Uncensoring models. Maybe dumb ideas to that topic, but you never know.

[-]

BannedGoNext@reddit

I don't really understand how abliteration works, but I don't notice a degredation in quality on the ones that arliai does at all. IDK what the difference is in derestricting vs abliteration or if it's just another name for the same thing, but I like the derestricted models a lot more.

[-]

nickless07@reddit

It is just removal of the refusal layers. Most of the LLM nowadays comes with internal guardrails "Sorry, i can't help you with that, as an AI..." That get triggered when there is harmful or 'forbidden' content requested. Some of them are creative with refusals and halluzinate things that don't exist and so on.
An LLM has layers (the kind you offload to VRAM), the refusal is often located in only a couple layers by 'removing' that specific layers it becomes uncensored. One method is to ask it manually 'forbidden' content and see what layers get activated to find out where you have to make the cut, another way is to do that automatic (heretic script).

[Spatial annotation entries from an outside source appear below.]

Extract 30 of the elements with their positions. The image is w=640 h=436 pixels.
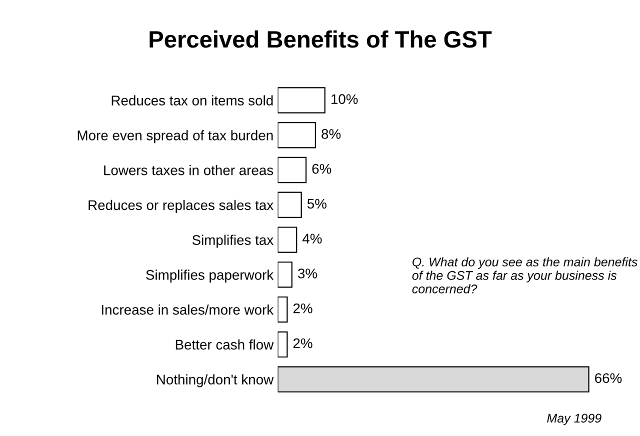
bar [278,192,302,218]
data-label: 5% [307,198,326,209]
annotation: Q. What do you see as the main benefits of the GST as far as your business is concerned? [412,257,638,294]
y-tick-label: Reduces tax on items sold [112,95,273,106]
data-label: 8% [322,129,341,139]
y-tick-label: Reduces or replaces sales tax [88,200,274,213]
y-tick-label: Simplifies paperwork [146,270,274,283]
chart-title: Perceived Benefits of The GST [150,30,492,48]
bar [278,296,288,323]
data-label: 4% [302,234,322,244]
bar [278,331,288,358]
y-tick-label: Simplifies tax [192,234,274,248]
bar [278,156,307,184]
bar [278,262,292,288]
y-tick-label: More even spread of tax burden [78,130,273,144]
y-tick-label: Nothing/don't know [157,374,274,388]
bar [278,366,590,392]
data-label: 2% [293,303,312,314]
y-tick-label: Better cash flow [176,339,274,350]
data-label: 2% [293,338,312,348]
y-tick-label: Increase in sales/more work [102,304,274,315]
bar [278,87,326,114]
bar [278,226,298,253]
data-label: 6% [312,164,332,174]
text: May 1999 [547,414,602,426]
data-label: 10% [332,94,358,104]
bar [278,122,316,148]
data-label: 66% [595,373,622,384]
data-label: 3% [298,268,318,278]
y-tick-label: Lowers taxes in other areas [104,165,274,176]
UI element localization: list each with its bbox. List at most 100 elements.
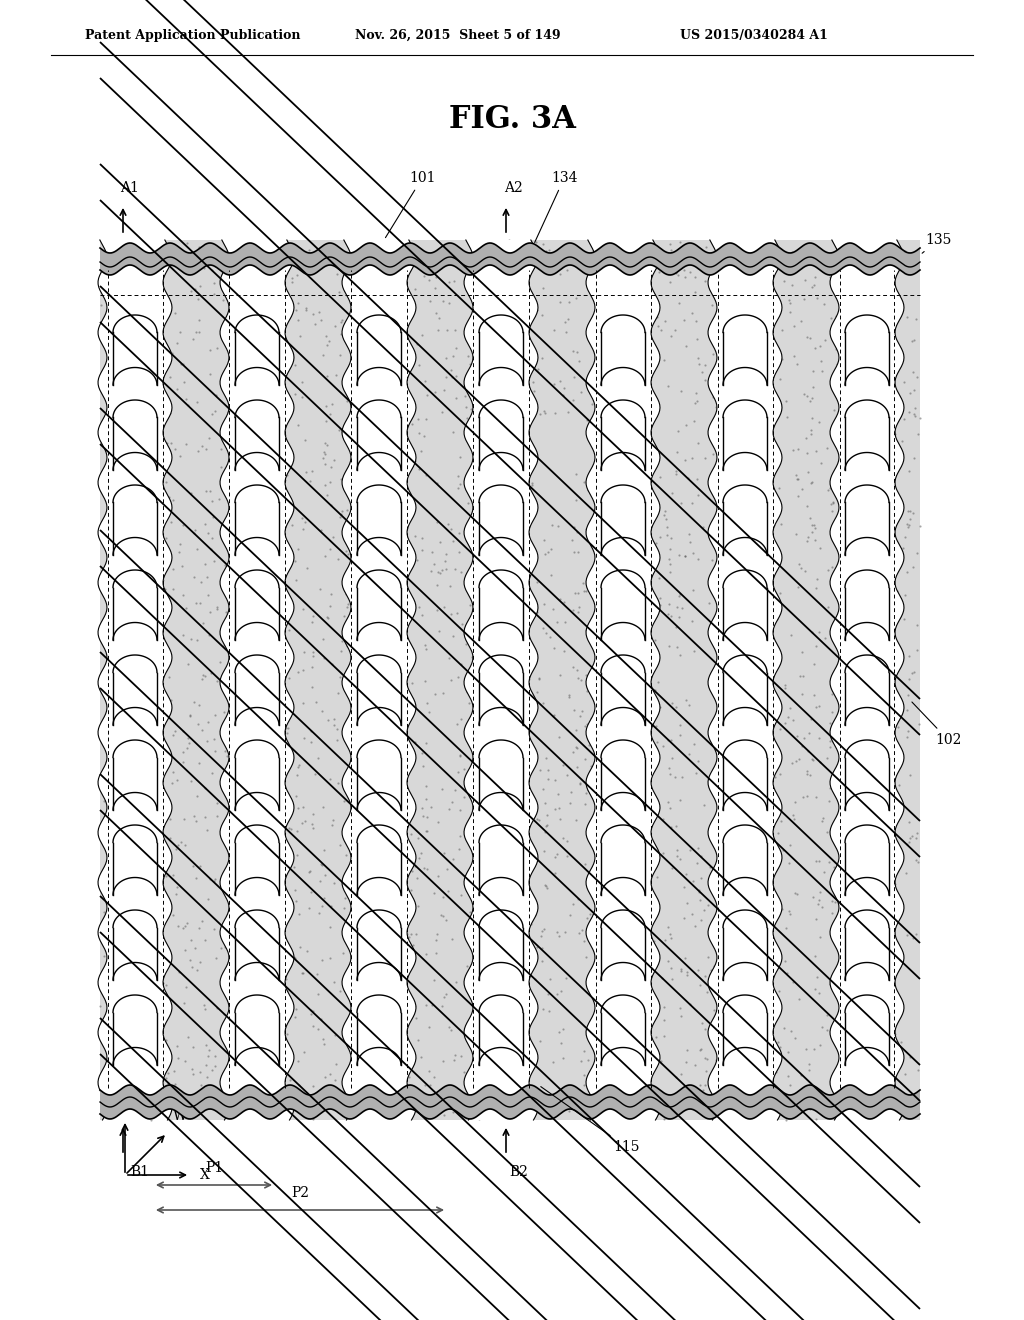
Point — [184, 1063, 201, 1084]
Point — [393, 599, 410, 620]
Point — [662, 234, 678, 255]
Point — [631, 337, 647, 358]
Point — [534, 939, 550, 960]
Point — [297, 429, 313, 450]
Point — [143, 487, 160, 508]
Point — [497, 294, 513, 315]
Point — [296, 727, 312, 748]
Point — [696, 1019, 713, 1040]
Point — [794, 1080, 810, 1101]
Point — [401, 601, 418, 622]
Point — [360, 401, 377, 422]
Point — [684, 611, 700, 632]
Point — [131, 585, 147, 606]
Point — [636, 355, 652, 376]
Point — [263, 903, 280, 924]
Point — [375, 422, 391, 444]
Point — [671, 585, 687, 606]
Point — [278, 425, 294, 446]
Point — [575, 471, 592, 492]
Point — [825, 420, 842, 441]
Point — [644, 898, 660, 919]
Point — [673, 961, 689, 982]
Point — [771, 993, 787, 1014]
Point — [664, 729, 680, 750]
Point — [353, 539, 370, 560]
Point — [177, 834, 194, 855]
Point — [893, 993, 909, 1014]
Point — [233, 900, 250, 921]
Point — [736, 401, 753, 422]
Point — [237, 946, 253, 968]
Point — [519, 776, 536, 797]
Point — [778, 1109, 795, 1130]
Point — [478, 752, 495, 774]
Point — [421, 269, 437, 290]
Point — [540, 1085, 556, 1106]
Point — [540, 759, 556, 780]
Point — [191, 309, 208, 330]
Point — [347, 891, 364, 912]
Point — [481, 366, 498, 387]
Point — [590, 688, 606, 709]
Point — [745, 777, 762, 799]
Point — [239, 288, 255, 309]
Point — [559, 846, 575, 867]
Point — [317, 865, 334, 886]
Point — [158, 471, 174, 492]
Point — [175, 371, 191, 392]
Point — [503, 874, 519, 895]
Point — [266, 793, 283, 814]
Point — [882, 1074, 898, 1096]
Point — [369, 277, 385, 298]
Point — [421, 1060, 437, 1081]
Point — [171, 961, 187, 982]
Point — [279, 706, 295, 727]
Point — [710, 644, 726, 665]
Point — [212, 651, 228, 672]
Point — [258, 968, 274, 989]
Point — [159, 408, 175, 429]
Point — [663, 817, 679, 838]
Point — [884, 593, 900, 614]
Point — [95, 791, 112, 812]
Point — [774, 319, 791, 341]
Point — [255, 573, 271, 594]
Point — [672, 231, 688, 252]
Point — [577, 1040, 593, 1061]
Point — [698, 249, 715, 271]
Point — [632, 310, 648, 331]
Point — [507, 586, 523, 607]
Point — [442, 359, 459, 380]
Point — [811, 851, 827, 873]
Point — [895, 409, 911, 430]
Point — [620, 953, 636, 974]
Point — [546, 374, 562, 395]
Point — [387, 632, 403, 653]
Point — [871, 408, 888, 429]
Point — [152, 863, 168, 884]
Point — [732, 335, 749, 356]
Point — [536, 618, 552, 639]
Point — [561, 685, 578, 706]
Point — [820, 479, 837, 500]
Point — [718, 519, 734, 540]
Point — [772, 513, 788, 535]
Point — [782, 302, 799, 323]
Point — [768, 609, 784, 630]
Point — [93, 513, 110, 535]
Point — [366, 400, 382, 421]
Point — [632, 1015, 648, 1036]
Point — [268, 743, 285, 764]
Point — [446, 1049, 463, 1071]
Point — [871, 1104, 888, 1125]
Point — [148, 498, 165, 519]
Point — [845, 1027, 861, 1048]
Point — [289, 845, 305, 866]
Point — [117, 919, 133, 940]
Point — [743, 248, 760, 269]
Point — [579, 409, 595, 430]
Point — [818, 747, 835, 768]
Point — [839, 253, 855, 275]
Point — [614, 346, 631, 367]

In general all the methods have a similiar effect to remove the blocking and allow the llm to answer the prompt.
Depending on how good that is done and how deep the safety layers are ingrained they can lose quality or not.

[-]

llama-impersonator@reddit

that is not how it works at all.

[-]

nickless07@reddit

Okey, then explain https://www.lesswrong.com/posts/jGuXSZgv6qfdhMCuJ/refusal-in-llms-is-mediated-by-a-single-direction better. At least that is how I understood it so far.

[-]

llama-impersonator@reddit

yeah, you are conflating layers and refusal mechanisms. no one is removing layers here. the original method targets every single layer. what happens is a number of prompts have their activations collected - a batch of prompts unlikely to cause refusals, and a batch of prompts that are likely to cause refusals. then the mean is calculated for each group, and the refusal direction is calculated by taking the difference of the two groups. then a projection of that direction onto either some or all of the weight matrices in the model is done, and that projection is subtracted from the corresponding weights, which zeros out the output of the matrix on the new residual stream along the refusal direction.

[-]

nickless07@reddit

Ohh yeah, right it was the weights not the layers. I'm not that deep into all of this, but i'm learning. Thanks, that makes much more sense now.

[-]

BannedGoNext@reddit

But from what I udnerstand the derestriction method is not removing the safety layer, it is redirecting it to be helpful. So rather than saying just bypass this restriction layer, it tries to find a way to help the request.

[-]

nickless07@reddit

That is finetuning, the safety layers stay mostly intact (how to build a bomb, or how to cook meth and so on will still be refused), but other things like ERP, or political, medical discussions are allowed by shifting the weights towards it. Kinda 'overwriting' the basics instead of removing them entirely.

[-]

BannedGoNext@reddit

That's pretty cool! I know it's not a measurement, but the few models that have had this sort of derestriction done on it just feel smarter.

[-]

nickless07@reddit

Kinda similiar to Gemma 3 37B and Medgemma 3 27B. Same knowledge, but different weighted. They get smarter in that origin, but don't lose their overall knowledge it just get dimmed.

[-]

Blizado@reddit (OP)

Yeah, it also depends for what you use the LLM. For some tasks you may not notice the quality lose at all. And as you said, abliteration is not always the same, different sources for such a model with different results. I also have seen Heretic models of one LLM, one with less censor but more quality loose, one with low quality loose but less uncensoring. At least we now have often numbers to see the difference without guessing how good a uncensored model may be.

[-]

notanNSAagent89@reddit

that was/is always the goal. (not new innovative idea)
it's called prompt engineering (not new innovative idea)
datasets exists to fine tune ai to not use negative words and deny your requests. (not new innovative idea)

[-]

a_beautiful_rhind@reddit

For #1 you can select a model with less KLD despite it still having some refusals. A lot of decensoring can be done with samplers and system prompt without modifying the model.

[-]

llama-impersonator@reddit

yeah, i look for low KLD and like half the refusals. that's usually sufficient for whatever i need, you can convince the model instead of it just stonewalling you with refusals. models that have the refusals totally killed produce a number of side effects i don't really care for.